Lembro de um texto impactante da Clarice, o “Mineirinho”, que dizia do assombro de não nos assombrarmos diante da morte de um homem pela polícia com treze tiros, quando apenas um bastava. Diante dessa falta de assombro, ou de humanidade, a autora nos chamava, a todos, de “sonsos essenciais”. “Nós, os sonsos essenciais.” Fico pensando se continuaremos assim, “seguindo a vida” do mesmo jeito e nos sentindo falsamente seguros por um plano de saúde, um parceiro amoroso, uma casa, um dinheiro no banco. Falsamente seguros pela ideia burra de que aqueles que estão inseguros – o meio ambiente, os pobres, a floresta, os indígenas, a comunidade LGBTQIA+, os loucos, os idosos, os negros... – não fazem parte de nosso “aldeia” e de que, portanto, ninguém está seguro.

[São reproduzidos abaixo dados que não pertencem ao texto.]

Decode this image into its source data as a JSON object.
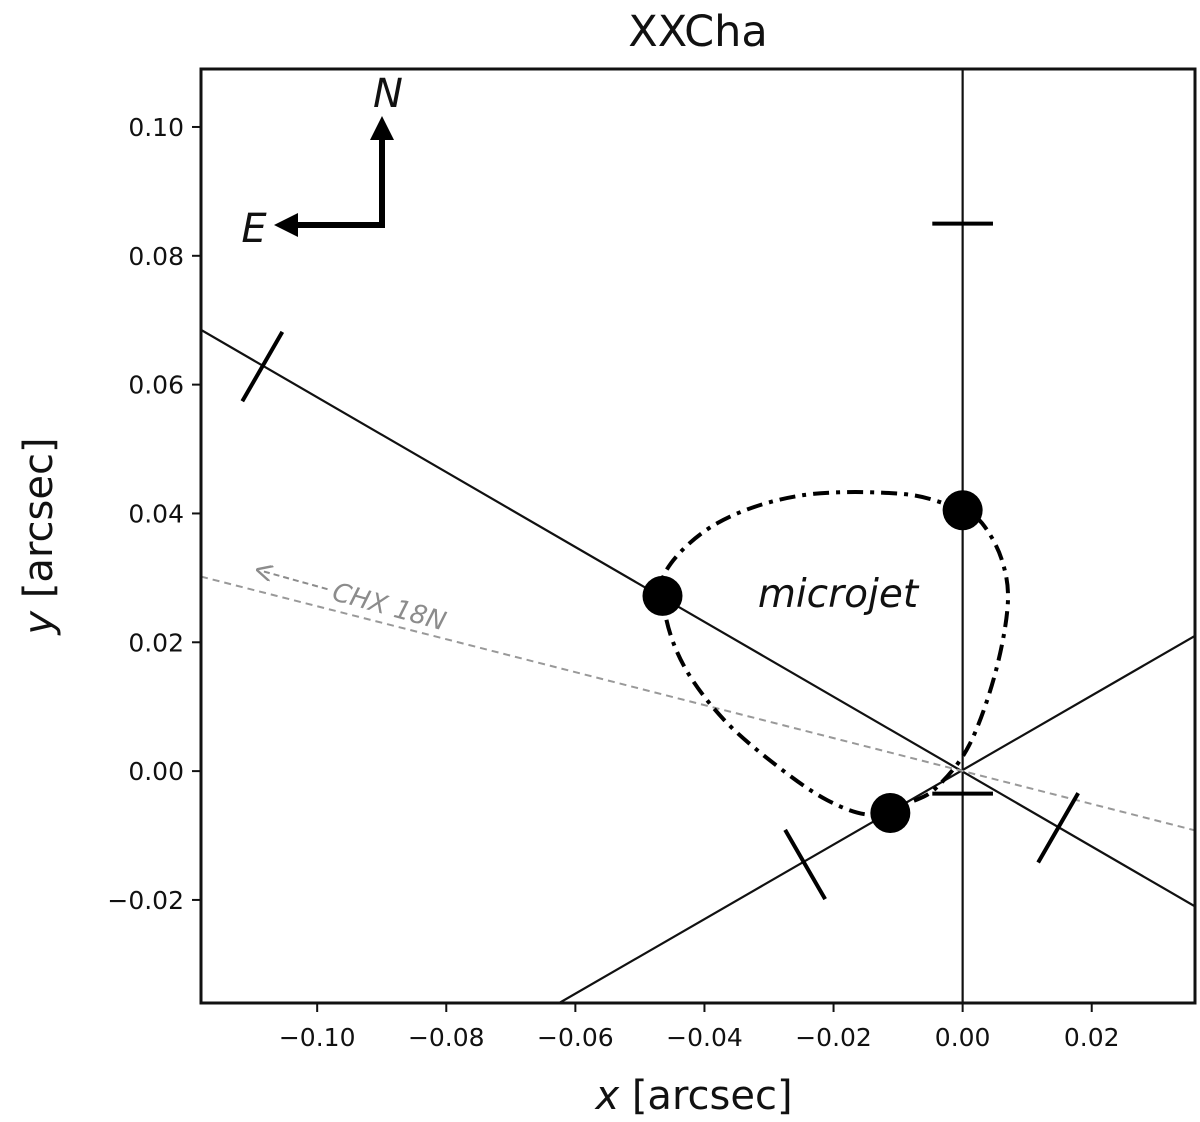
{
  "chart_data": {
    "type": "scatter",
    "title": "XXCha",
    "xlabel_var": "x",
    "xlabel_unit": "[arcsec]",
    "ylabel_var": "y",
    "ylabel_unit": "[arcsec]",
    "xlim": [
      -0.118,
      0.036
    ],
    "ylim": [
      -0.036,
      0.109
    ],
    "x_ticks": [
      -0.1,
      -0.08,
      -0.06,
      -0.04,
      -0.02,
      0.0,
      0.02
    ],
    "x_tick_labels": [
      "−0.10",
      "−0.08",
      "−0.06",
      "−0.04",
      "−0.02",
      "0.00",
      "0.02"
    ],
    "y_ticks": [
      -0.02,
      0.0,
      0.02,
      0.04,
      0.06,
      0.08,
      0.1
    ],
    "y_tick_labels": [
      "−0.02",
      "0.00",
      "0.02",
      "0.04",
      "0.06",
      "0.08",
      "0.10"
    ],
    "grid": false,
    "points": [
      {
        "x": 0.0,
        "y": 0.0405
      },
      {
        "x": -0.0465,
        "y": 0.0272
      },
      {
        "x": -0.0112,
        "y": -0.0065
      }
    ],
    "loop_path": [
      [
        0.0,
        0.0405
      ],
      [
        -0.009,
        0.043
      ],
      [
        -0.025,
        0.0428
      ],
      [
        -0.038,
        0.0385
      ],
      [
        -0.046,
        0.031
      ],
      [
        -0.046,
        0.024
      ],
      [
        -0.043,
        0.016
      ],
      [
        -0.037,
        0.008
      ],
      [
        -0.029,
        0.001
      ],
      [
        -0.021,
        -0.0045
      ],
      [
        -0.014,
        -0.0068
      ],
      [
        -0.008,
        -0.0048
      ],
      [
        -0.004,
        -0.0025
      ],
      [
        0.001,
        0.004
      ],
      [
        0.005,
        0.015
      ],
      [
        0.007,
        0.026
      ],
      [
        0.006,
        0.033
      ],
      [
        0.003,
        0.0385
      ],
      [
        0.0,
        0.0405
      ]
    ],
    "loop_label": "microjet",
    "lines": [
      {
        "p1": [
          -0.118,
          0.0685
        ],
        "p2": [
          0.036,
          -0.021
        ],
        "color": "#111111",
        "style": "solid"
      },
      {
        "p1": [
          -0.0625,
          -0.036
        ],
        "p2": [
          0.036,
          0.021
        ],
        "color": "#111111",
        "style": "solid"
      },
      {
        "p1": [
          0.0,
          -0.036
        ],
        "p2": [
          0.0,
          0.109
        ],
        "color": "#111111",
        "style": "solid"
      },
      {
        "p1": [
          -0.118,
          0.0302
        ],
        "p2": [
          0.036,
          -0.0092
        ],
        "color": "#999999",
        "style": "dashed"
      }
    ],
    "line_ticks": [
      {
        "center": [
          -0.1085,
          0.0628
        ],
        "angle_deg": 60,
        "len": 0.0062
      },
      {
        "center": [
          0.0148,
          -0.0088
        ],
        "angle_deg": 60,
        "len": 0.0062
      },
      {
        "center": [
          -0.0244,
          -0.0145
        ],
        "angle_deg": -60,
        "len": 0.0062
      },
      {
        "center": [
          0.0,
          0.085
        ],
        "angle_deg": 0,
        "len": 0.0047
      },
      {
        "center": [
          0.0,
          -0.0035
        ],
        "angle_deg": 0,
        "len": 0.0047
      }
    ],
    "chx_label": "CHX 18N",
    "compass": {
      "north_label": "N",
      "east_label": "E"
    },
    "colors": {
      "points": "#000000",
      "axes": "#111111",
      "dashed_line": "#999999"
    }
  }
}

Continuaremos a acreditar nas fronteiras, a proteger só “os nossos”, sem ampliarmos o próprio conceito de família? Nesse momento tão radical, eu desejo que as pessoas não consigam mais não ver. Eu desejo que saibamos reinventar o conceito de hospitalidade. Que reinventemos todos os nossos modos de vida a partir de agora. Claro, há aqueles que estão loucos para “seguir a vida” bovina e medíocre de antes, retornar à falsa segurançazinha que torna sua existência mais suportável. Mas, diante desses que “lavam as mãos”, pode ser que insurjam aqueles que deneguem menos o óbvio.

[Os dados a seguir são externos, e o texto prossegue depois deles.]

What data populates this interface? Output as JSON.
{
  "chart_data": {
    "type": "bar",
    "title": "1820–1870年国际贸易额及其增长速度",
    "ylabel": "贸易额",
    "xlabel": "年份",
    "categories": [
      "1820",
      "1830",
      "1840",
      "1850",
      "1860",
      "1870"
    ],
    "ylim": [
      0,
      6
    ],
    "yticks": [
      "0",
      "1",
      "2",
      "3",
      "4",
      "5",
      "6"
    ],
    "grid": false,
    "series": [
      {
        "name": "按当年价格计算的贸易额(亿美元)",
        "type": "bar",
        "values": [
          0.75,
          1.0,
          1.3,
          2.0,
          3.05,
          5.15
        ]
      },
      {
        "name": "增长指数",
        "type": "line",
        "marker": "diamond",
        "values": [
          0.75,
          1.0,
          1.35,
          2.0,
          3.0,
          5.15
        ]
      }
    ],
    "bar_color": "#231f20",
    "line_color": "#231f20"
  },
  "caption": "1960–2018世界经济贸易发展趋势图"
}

Eu desejo que a assepsia a que somos obrigados agora, por uma questão comunitária, provoque o fim da assepsia antiga, que nos separava e só supostamente nos protegia do outro. Desejo que aqueles que têm acúmulo de dinheiro, distribuam-no, para além dos “seus”. Desejo, enfim, um tipo de solidariedade novo.

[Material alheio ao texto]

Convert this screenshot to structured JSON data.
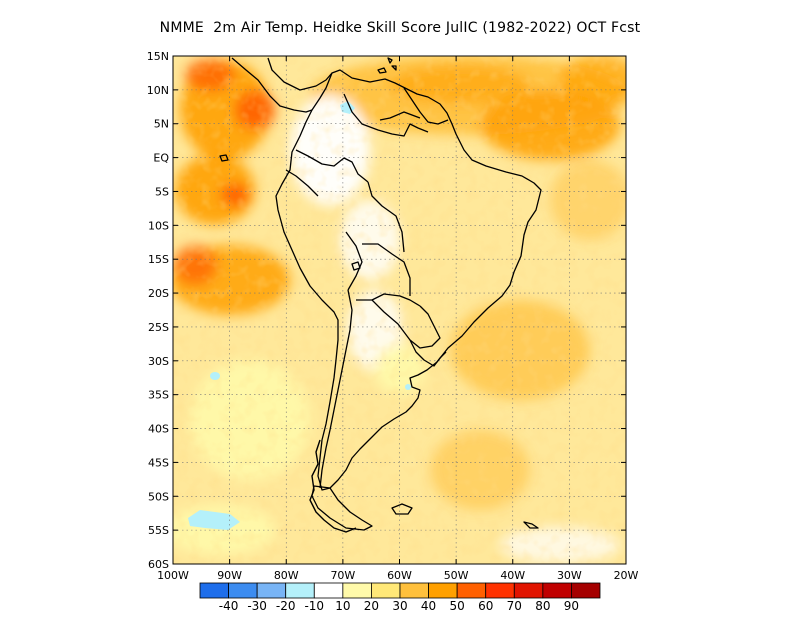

Penso que os lugares, isto é, até a nossa noção de espaço e de tempo já foi alterada. Algo no DNA das coisas... Fomos obrigadas a um confinamento dentro de um domingo eterno. Perdemos, com isso tudo, o direito de sermos “sonsos essenciais”? Tomara que sim.


A poesia de certa forma – até a arte como um todo – não nos deixa não ver. O texto de Clarice não nos deixa não ver. Ela joga em nossa cara o insustentável, o insuportável. Contudo, isso de nada vale se tratamos a poesia, e a arte como um todo, como uma espécie de hobby ou como algo de separado da vida. Não dá pra tratar a poesia como mais uma das instâncias de nossa produtividade, como trabalhar, fazer ginástica, assistir série.


Nem glíter, nem vírus. É bobo pensar que a alegria vencerá a morte. Nada vence a morte. Mas podemos torcer para que o senso de comunidade se espalhe, acordando nosso modo de estar no mundo. Uma ética. Para falar com Roland Barthes, em âmbito coletivo, a geração que abarca os nascidos pós-guerras aos nascidos no século XXI enfrenta o seu “meio do caminho da vida”, em que a morte se mostra como real e em que é preciso, de uma vez por todas, uma revirada na paisagem por demais familiar, criando um novo modo de escrever nossos desejos. Pois essa pode ser a nossa melhor chance, senão a última.


Essa guerra não tem nada a ver com o amor. Essa guerra tem tudo a ver com o amor. E lembrem-se: é outono por aqui. Aquela época em que é preciso um savoir faire com os restos.